It depends on the user case, in Shilpa's use case it is about users so
the user ids are probably know beforehand.
https://dpaste.org/cRe3G <= This is an example with out an window but
essentially Shilpa you would be reregistering the timers every time they
fire.
You would also have to ingest the user ids before hand into your
pipeline, so that if a user never has any event he still gets a
notification. So probably on startup ingest the user ids with a single
source
from the DB.
My example is pretty minimal but the idea in your case stays the same:
- key by user
- have a co-process function to init the state with the user ids
- reregister the timers every time they fire
- use `env.getConfig().setAutoWatermarkInterval(1000)` to move the event
time forward even if there is no data coming in (this is what you are
probably looking for!!)
- then collect an Optionable/CustomStruct/Null or so depending on if
data is present or not
- and then u can check whether the event was triggered because there was
data or because there wasn't data
Best regards,
Dario
On 09.05.22 15:19, Andrew Otto wrote:
This sounds similar to a non streaming problem we had at WMF. We
ingest all event data from Kafka into HDFS/Hive and partition the Hive
tables in hourly directories. If there are no events in a Kafka topic
for a given hour, we have no way of knowing if the hour has been
ingested successfully. For all we know, the upstream producer
pipeline might be broken.
We solved this by emitting artificial 'canary' events into each topic
multiple times an hour. The canary events producer uses the same code
pathways and services that (most) of our normal event producers do.
Then, when ingesting into Hive, we filter out the canary events. The
ingestion code has work to do and can mark an hour as complete, but
still end up writing no events to it.
Perhaps you could do the same? Always emit artificial events, and
filter them out in your windowing code? The window should still fire
since it will always have events, even if you don't use them?
On Mon, May 9, 2022 at 8:55 AM Shilpa Shankar <sshan...@bandwidth.com>
wrote:
Hello,
We are building a flink use case where we are consuming from a
kafka topic and performing aggregations and generating alerts
based on average, max, min thresholds. We also need to notify the
users when there are 0 events in a Tumbling Event Time Windows. We
are having trouble coming up with a solution to do the same. The
options we considered are below, please let us know if there are
other ideas we haven't looked into.
[1] Querable State : Save the keys in each of the Process Window
Functions. Query the state from an external application and alert
when a key is missing after the 20min time interval has expired.
We see Queryable state feature is being deprecated in the future.

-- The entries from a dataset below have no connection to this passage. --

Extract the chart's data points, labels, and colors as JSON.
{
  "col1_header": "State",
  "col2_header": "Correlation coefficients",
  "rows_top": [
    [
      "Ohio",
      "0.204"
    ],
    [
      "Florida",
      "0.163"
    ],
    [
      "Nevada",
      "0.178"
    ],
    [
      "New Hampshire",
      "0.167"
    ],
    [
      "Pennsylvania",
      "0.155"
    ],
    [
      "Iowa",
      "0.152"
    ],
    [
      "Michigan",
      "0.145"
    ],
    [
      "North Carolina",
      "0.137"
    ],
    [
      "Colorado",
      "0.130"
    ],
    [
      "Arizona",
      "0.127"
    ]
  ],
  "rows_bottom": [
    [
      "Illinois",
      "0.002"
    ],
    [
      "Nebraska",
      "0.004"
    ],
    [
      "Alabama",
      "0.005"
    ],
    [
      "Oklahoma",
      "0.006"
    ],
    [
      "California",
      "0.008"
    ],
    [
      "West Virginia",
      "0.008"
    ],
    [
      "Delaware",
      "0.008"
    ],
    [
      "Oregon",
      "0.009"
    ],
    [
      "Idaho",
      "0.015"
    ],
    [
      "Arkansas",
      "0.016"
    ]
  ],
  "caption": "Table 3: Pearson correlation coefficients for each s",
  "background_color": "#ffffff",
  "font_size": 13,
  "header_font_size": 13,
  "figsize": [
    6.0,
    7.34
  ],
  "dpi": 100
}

We do not want to go down this path when we already know there is
an EOL for it.
[2] Use Processing Time Windows : Using Processing time instead
of Event time would have been an option if our downstream
applications would send out events in real time. Maintenances of
the downstream applications, delays etc would result in a lot of
data loss which is undesirable.
Flink version : 1.14.3
Thanks,
Shilpa